The East Coast Marine Area (ECMA) of Trinidad and Tobago contains producing gas fields where the imaging of seismic data is known to be challenging. This difficulty has been attributed to the combination of the Dolphin Main Fault, with more than 1 km of throw and large velocity contrasts of up to 30% in magnitude across it, and shallow gas and gas clouds causing very high attenuation. These factors lead to difficulties producing reliable and consistent velocity models. Previous velocity models — generated using traveltime tomography — contained inaccuracies that led to poor imaging and structural positioning, resulting in uncertainty when planning exploration and development drilling programs.
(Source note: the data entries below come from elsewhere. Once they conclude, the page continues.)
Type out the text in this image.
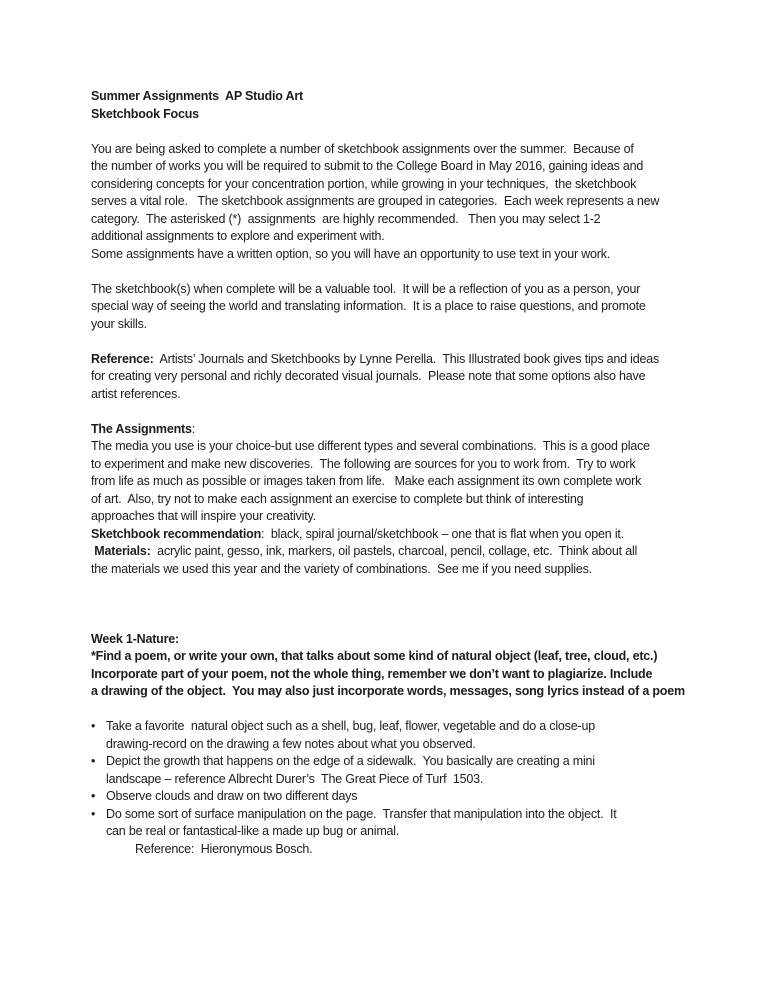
Summer Assignments  AP Studio Art
Sketchbook Focus
You are being asked to complete a number of sketchbook assignments over the summer.  Because of
the number of works you will be required to submit to the College Board in May 2016, gaining ideas and
considering concepts for your concentration portion, while growing in your techniques,  the sketchbook
serves a vital role.   The sketchbook assignments are grouped in categories.  Each week represents a new
category.  The asterisked (*)  assignments  are highly recommended.   Then you may select 1-2
additional assignments to explore and experiment with.
Some assignments have a written option, so you will have an opportunity to use text in your work.
The sketchbook(s) when complete will be a valuable tool.  It will be a reflection of you as a person, your
special way of seeing the world and translating information.  It is a place to raise questions, and promote
your skills.
Reference:  Artists’ Journals and Sketchbooks by Lynne Perella.  This Illustrated book gives tips and ideas
for creating very personal and richly decorated visual journals.  Please note that some options also have
artist references.
The Assignments:
The media you use is your choice-but use different types and several combinations.  This is a good place
to experiment and make new discoveries.  The following are sources for you to work from.  Try to work
from life as much as possible or images taken from life.   Make each assignment its own complete work
of art.  Also, try not to make each assignment an exercise to complete but think of interesting
approaches that will inspire your creativity.
Sketchbook recommendation:  black, spiral journal/sketchbook – one that is flat when you open it.
Materials:  acrylic paint, gesso, ink, markers, oil pastels, charcoal, pencil, collage, etc.  Think about all
the materials we used this year and the variety of combinations.  See me if you need supplies.
Week 1-Nature:
*Find a poem, or write your own, that talks about some kind of natural object (leaf, tree, cloud, etc.)
Incorporate part of your poem, not the whole thing, remember we don’t want to plagiarize. Include
a drawing of the object.  You may also just incorporate words, messages, song lyrics instead of a poem
• Take a favorite  natural object such as a shell, bug, leaf, flower, vegetable and do a close-up
drawing-record on the drawing a few notes about what you observed.
• Depict the growth that happens on the edge of a sidewalk.  You basically are creating a mini
landscape – reference Albrecht Durer’s  The Great Piece of Turf  1503.
• Observe clouds and draw on two different days
• Do some sort of surface manipulation on the page.  Transfer that manipulation into the object.  It
can be real or fantastical-like a made up bug or animal.
Reference:  Hieronymous Bosch.
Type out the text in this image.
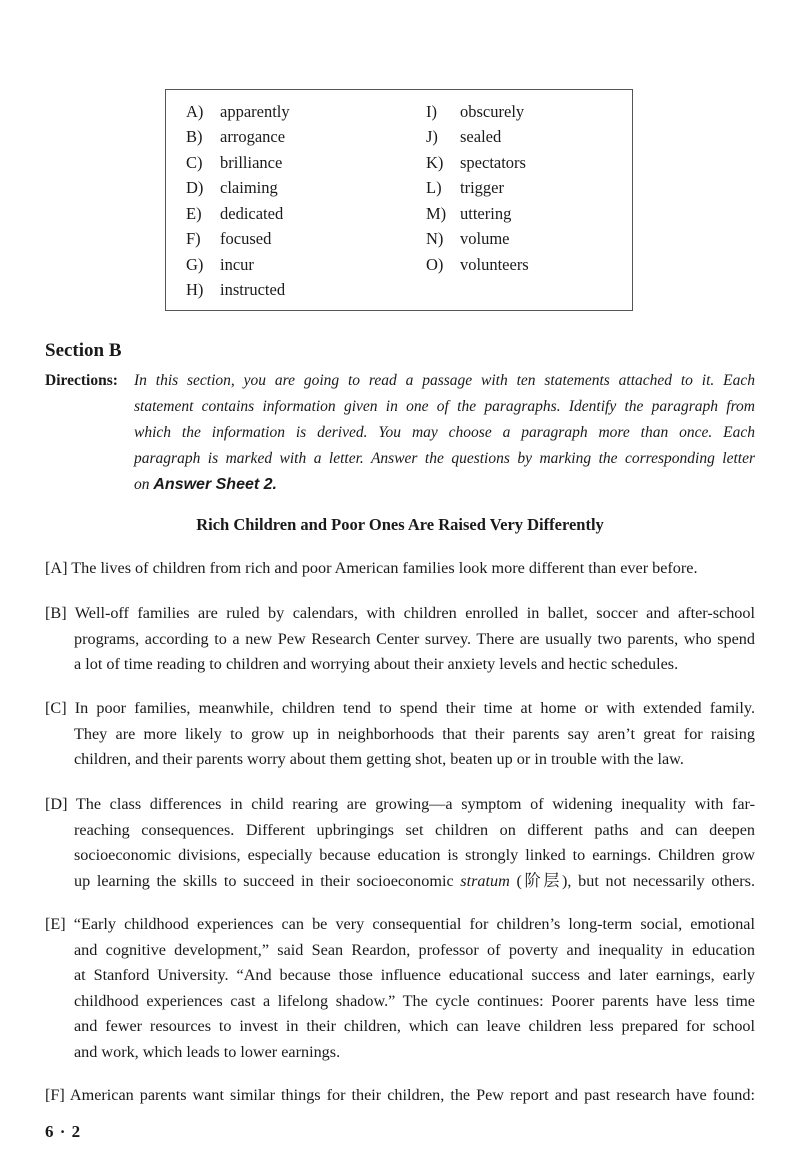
A)	apparently
B)	arrogance
C)	brilliance
D)	claiming
E)	dedicated
F)	focused
G)	incur
H)	instructed
I)	obscurely
J)	sealed
K)	spectators
L)	trigger
M) uttering
N)	volume
O)	volunteers
Section B
Directions: In this section, you are going to read a passage with ten statements attached to it. Each
statement contains information given in one of the paragraphs. Identify the paragraph from
which the information is derived. You may choose a paragraph more than once. Each
paragraph is marked with a letter. Answer the questions by marking the corresponding letter
on Answer Sheet 2.
Rich Children and Poor Ones Are Raised Very Differently
[A] The lives of children from rich and poor American families look more different than ever before.
[B] Well-off families are ruled by calendars, with children enrolled in ballet, soccer and after-school
programs, according to a new Pew Research Center survey. There are usually two parents, who spend
a lot of time reading to children and worrying about their anxiety levels and hectic schedules.
[C] In poor families, meanwhile, children tend to spend their time at home or with extended family.
They are more likely to grow up in neighborhoods that their parents say aren’t great for raising
children, and their parents worry about them getting shot, beaten up or in trouble with the law.
[D] The class differences in child rearing are growing—a symptom of widening inequality with far-
reaching consequences. Different upbringings set children on different paths and can deepen
socioeconomic divisions, especially because education is strongly linked to earnings. Children grow
up learning the skills to succeed in their socioeconomic stratum (阶层), but not necessarily others.
[E] “Early childhood experiences can be very consequential for children’s long-term social, emotional
and cognitive development,” said Sean Reardon, professor of poverty and inequality in education
at Stanford University. “And because those influence educational success and later earnings, early
childhood experiences cast a lifelong shadow.” The cycle continues: Poorer parents have less time
and fewer resources to invest in their children, which can leave children less prepared for school
and work, which leads to lower earnings.
[F] American parents want similar things for their children, the Pew report and past research have found:
6 · 2
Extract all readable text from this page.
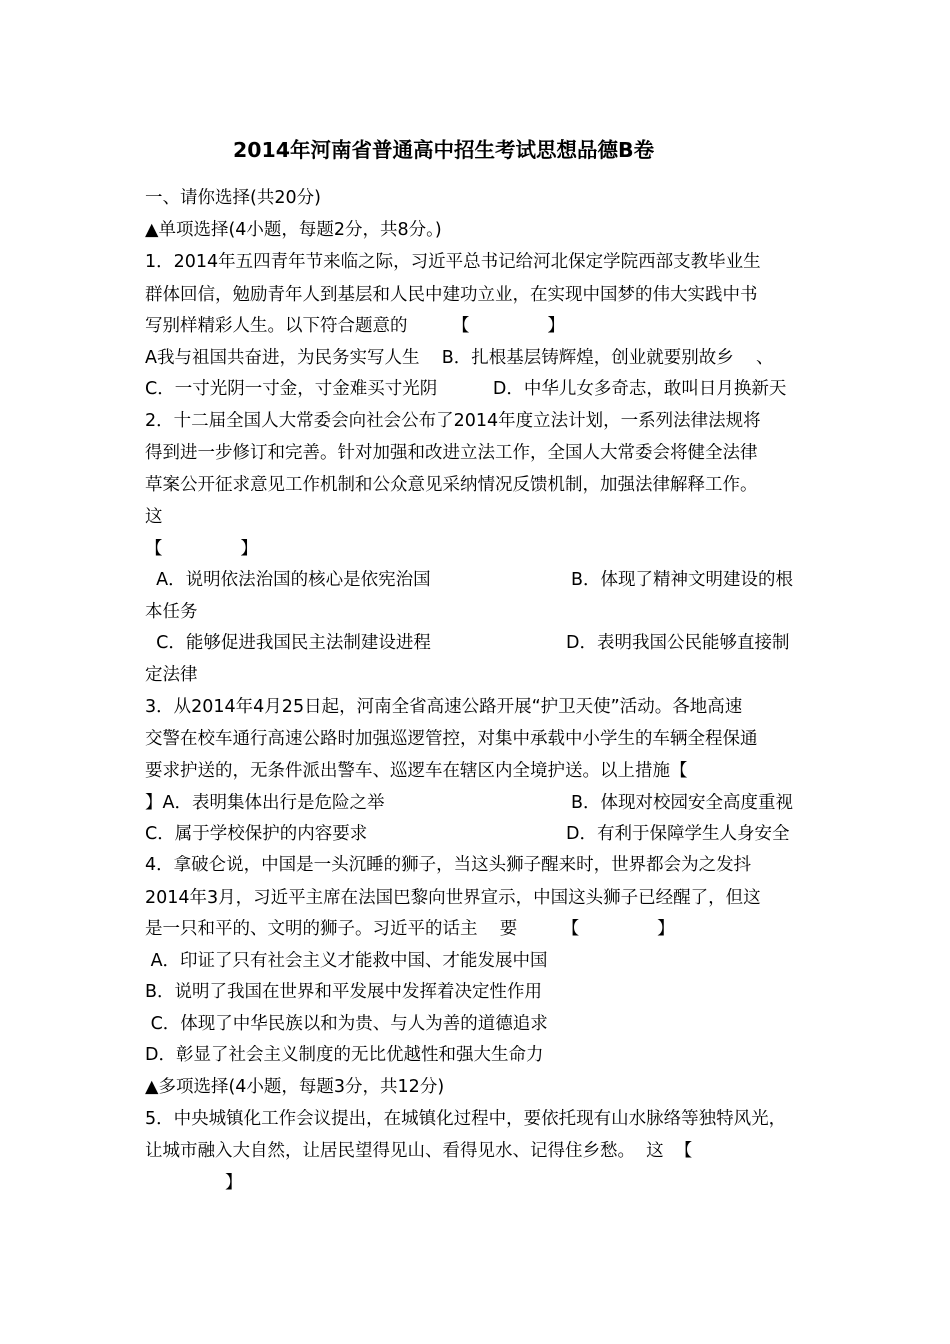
2014年河南省普通高中招生考试思想品德B卷
一、请你选择(共20分)
▲单项选择(4小题，每题2分，共8分。)
1．2014年五四青年节来临之际，习近平总书记给河北保定学院西部支教毕业生
群体回信，勉励青年人到基层和人民中建功立业，在实现中国梦的伟大实践中书
写别样精彩人生。以下符合题意的        【              】
A我与祖国共奋进，为民务实写人生    B．扎根基层铸辉煌，创业就要别故乡    、
C．一寸光阴一寸金，寸金难买寸光阴          D．中华儿女多奇志，敢叫日月换新天
2．十二届全国人大常委会向社会公布了2014年度立法计划，一系列法律法规将
得到进一步修订和完善。针对加强和改进立法工作，全国人大常委会将健全法律
草案公开征求意见工作机制和公众意见采纳情况反馈机制，加强法律解释工作。
这
【              】
A．说明依法治国的核心是依宪治国	B．体现了精神文明建设的根
本任务
C．能够促进我国民主法制建设进程	D．表明我国公民能够直接制
定法律
3．从2014年4月25日起，河南全省高速公路开展“护卫天使”活动。各地高速
交警在校车通行高速公路时加强巡逻管控，对集中承载中小学生的车辆全程保通
要求护送的，无条件派出警车、巡逻车在辖区内全境护送。以上措施【
】A．表明集体出行是危险之举	B．体现对校园安全高度重视
C．属于学校保护的内容要求	D．有利于保障学生人身安全
4．拿破仑说，中国是一头沉睡的狮子，当这头狮子醒来时，世界都会为之发抖
2014年3月，习近平主席在法国巴黎向世界宣示，中国这头狮子已经醒了，但这
是一只和平的、文明的狮子。习近平的话主    要        【              】
A．印证了只有社会主义才能救中国、才能发展中国
B．说明了我国在世界和平发展中发挥着决定性作用
C．体现了中华民族以和为贵、与人为善的道德追求
D．彰显了社会主义制度的无比优越性和强大生命力
▲多项选择(4小题，每题3分，共12分)
5．中央城镇化工作会议提出，在城镇化过程中，要依托现有山水脉络等独特风光，
让城市融入大自然，让居民望得见山、看得见水、记得住乡愁。  这  【
】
In an attempt to reduce these uncertainties, a full-waveform inversion (FWI) feasibility study was performed over the most problematic area, with an initial velocity model built from a combination of legacy prestack time and depth migration velocity models and additional first-break refraction tomography. The geologic complexity near the main fault and the associated poor seismic data quality meant this model gave a poor fit between the synthetic and observed data (from a cycle-skipping point of view) at the lowest usable frequency. This led to the idea of applying a diving-wave-driven, offset-stripping workflow across each frequency band in the FWI, going from 3.5 Hz to 7.5 Hz. After successful application on the test area, the workflow was applied to ∼1400 km2 of 3D seismic over the ECMA. The final velocity model is structurally consistent and highly resolved, containing detailed shallow geologic features such as mud volcanoes, well-defined faults, and potential gas anomalies that were not visible on the legacy tomographic model. A blind test of well-pressure data correlates strongly with velocity drops in the FWI model, showing that FWI models can potentially provide very good input to regional pore-pressure-prediction studies.